I used 2 1/2 % salt and 1% brown sugar and some thyme, as per this video, but no pink curing salt, the measures are in 2nd video at the top as well as tasting, first is prep:

So far, I've got the mesures and put into the bag in the fridge. I'll turn every day .

I also bought a frozen 1.25kg from Countdown and put that in the freezer. I'll think about doing that one later, after I've the results from the first attempt. 

Cost

I've seen the 1kg of bacon (sliced) in the shops for about 15-19$. The cut of pork belly I'm using was 1kg for 15$. So about par with what you are buying, but it doesn't have the othewr preservatives in it. 
With the Countdown 1.25kg for 13$ it should be better value for the slightly larger size. I just noticed today (7/3/20) that Countdown now charges 18$ for the pork belly.
There is all the effort you have to put into it, but I'm looking to see what the taste is like. 

7th March-  

Ive taken the bacon out and washed it, so it now has to dry. I've put it in my Biltong Box with the fan on, it still looks very soft. So hopefully it will dry and harden a bit. I still have the skin on, I tried peeling it off but it was taking off a lot of the fat. I may try it again when its dried a bit more.
I was planning to smoke it but the BBQ wont run. I think regulator bust and I've tried to get it off with no success. 
So, I'd have to get a chamber to smoke it in. For another time. 
For present I'm hanging it to dry cure it and I'll leave it there. 
I need to setup the Biltong box for the 2 pork copa's I'm doing, they are currently salted in the fridge and I'll need to hang them tomorrow. I'm wondering if I can use the air flow process to dry the copa more quickly and get weight down. It will be an interesting test as I have 2 of them, I can try one each way. 

9th March. 

Took bacon down, it deformed slightly from hanging. I then took the skin off it, as I couldn't cut through it. 

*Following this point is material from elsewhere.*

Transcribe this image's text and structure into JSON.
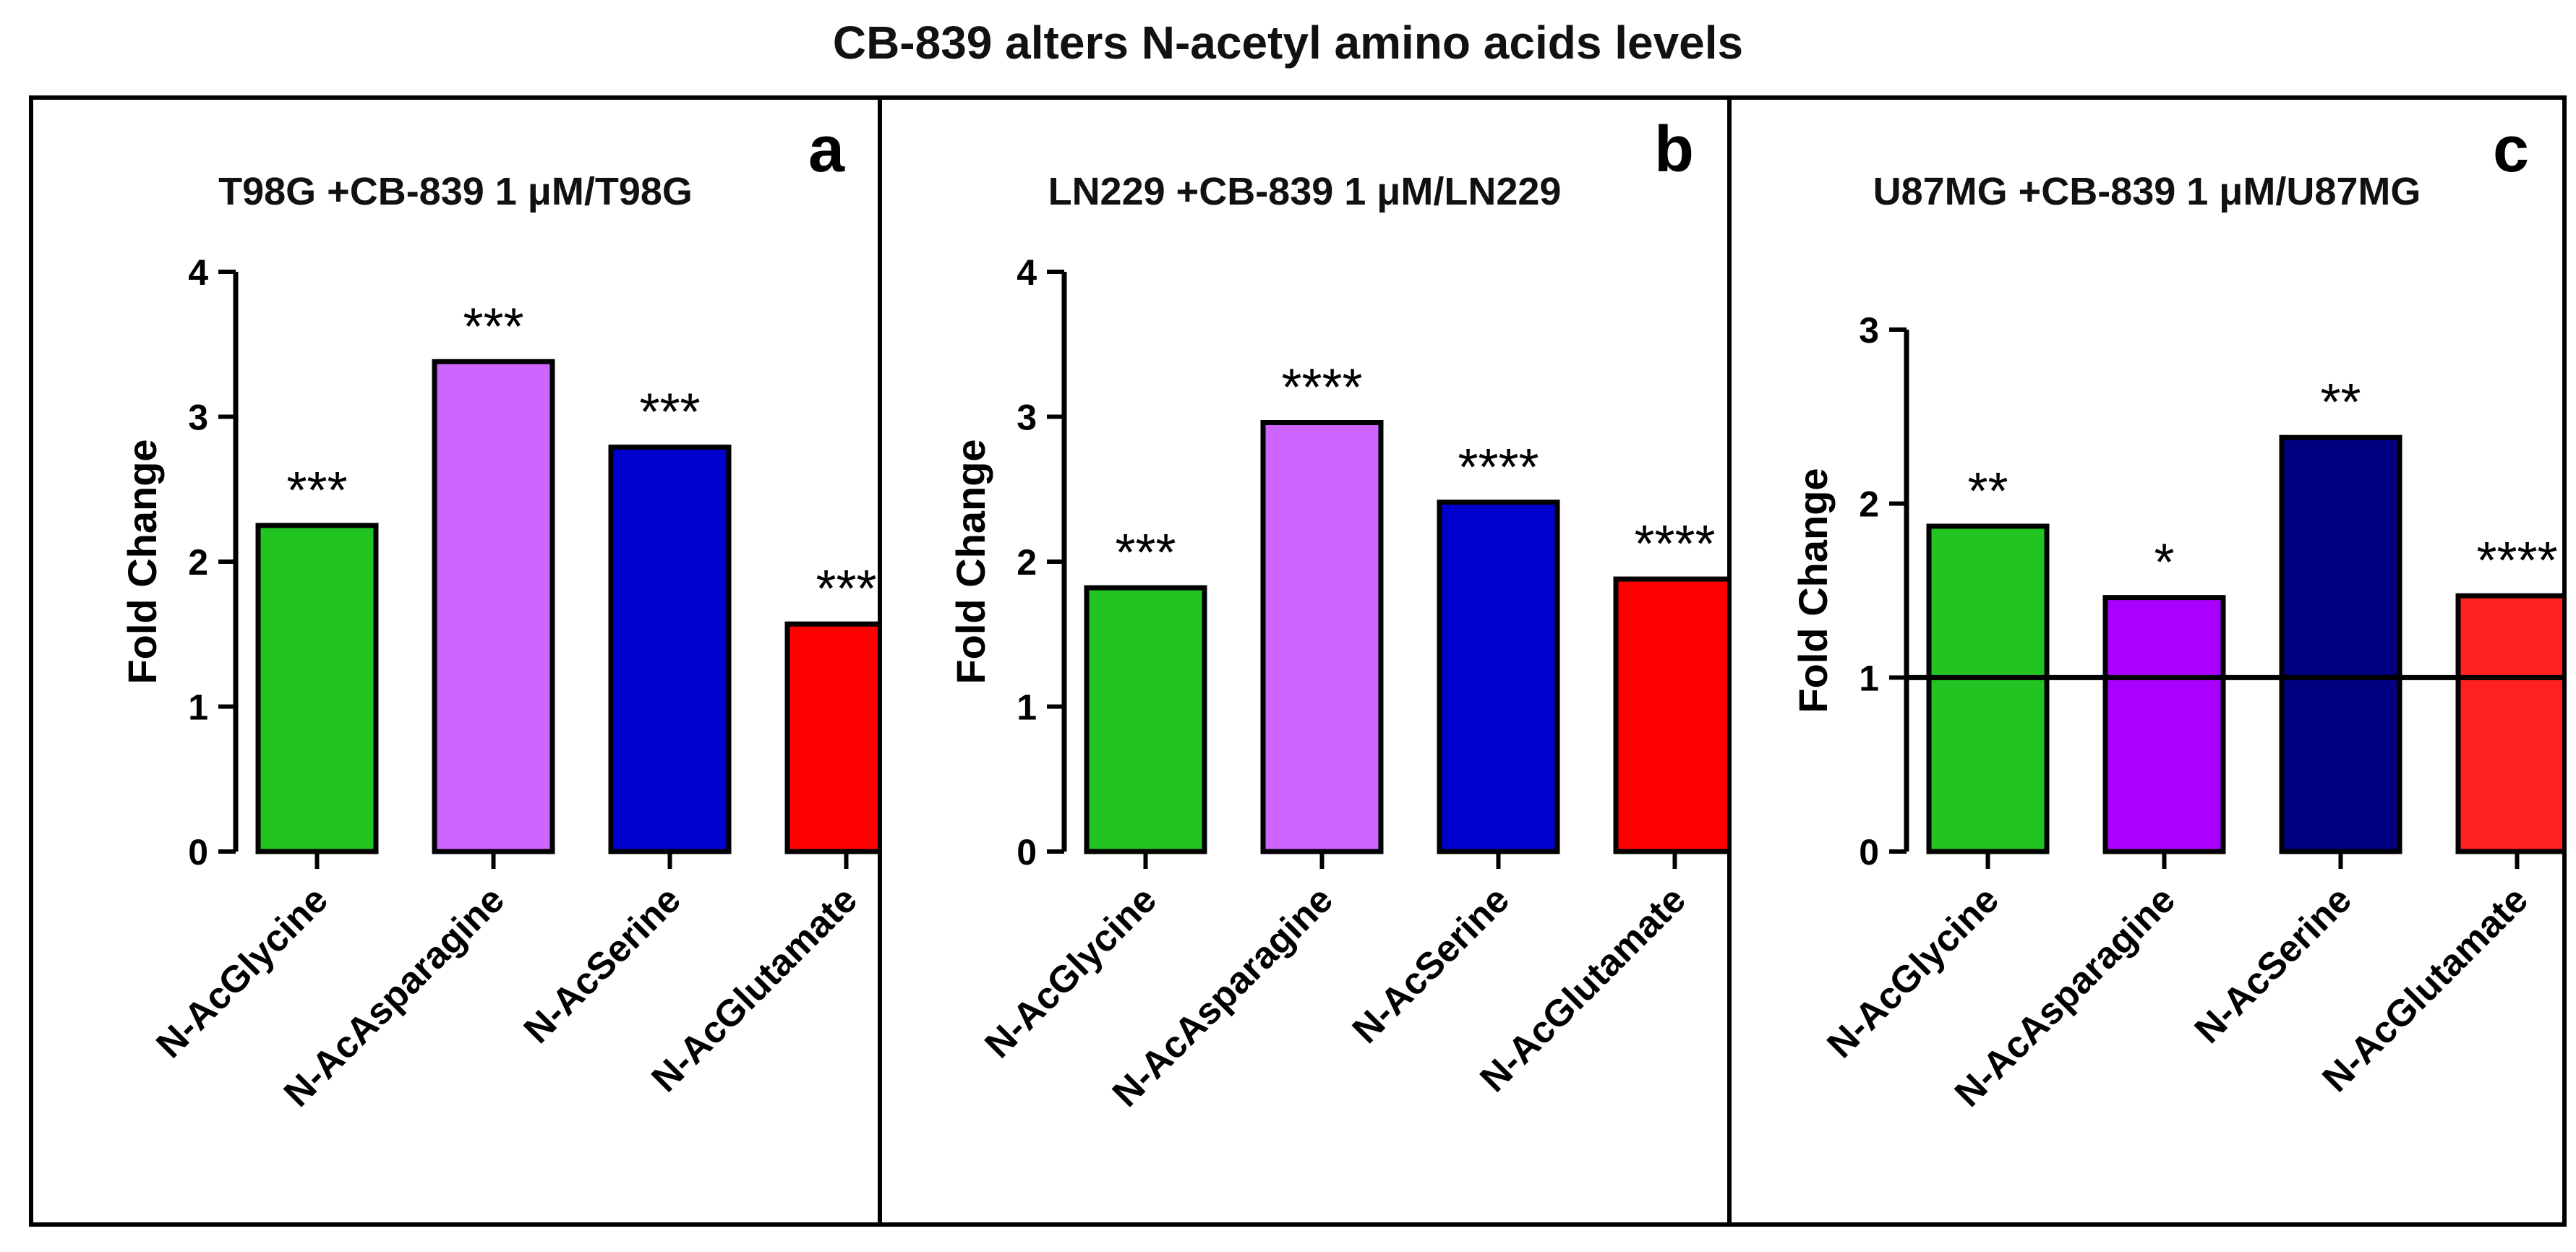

I saved the skin in a bag for soups (its ben salted and will add some flavour) in the freezer.
I then started to cut the bacon, but it was too warm so only thick slices, so I've put it in the fridge to firm up, then I'll slice it up again, bag it and put in the freezer. 

11th March

I  took the bacon out of the fridge & sliced it up, it was easier to cut when cold, but my knife isn't that sharp (even after sharpening it) and the slices are quite thick. They are now in the air fryer getting ready for the newly baked baguettes I've just made. 
Overall OK. Not outstanding, just thick bacon, it looks a bit gray as it doesn't have the curing mixture to retain its colour. The taste is not too salty, which is good, some bacon, thats all you taste. But I wouldn't rush out to do it again.
It ended up looking like quite a small piece of meat, and there seems to be lots of fat in it. 

End comment

A bit dissapointing not being able to smoke the bacon with the BBQ busting. 
Quite a bit of faffing around, 7 days salting, skin off and then drying for a few days and then cutting. 
I saw that for the 1.25kg of frozen pork belly Countdown are now charging $18. With all the messing around its easier to buy 1kg of bacon for around $18. 
My feeling is that although it is a cleaner cure and bacon, it's a lot of effort to go for a bit of bacon. I'd rather use the pork belly to create panacetta instead, a bit longer but a much more interesting cured meat. 
I may give this another go, but I think i'd like a meat slicer so that I can get thin cuts of bacon slices.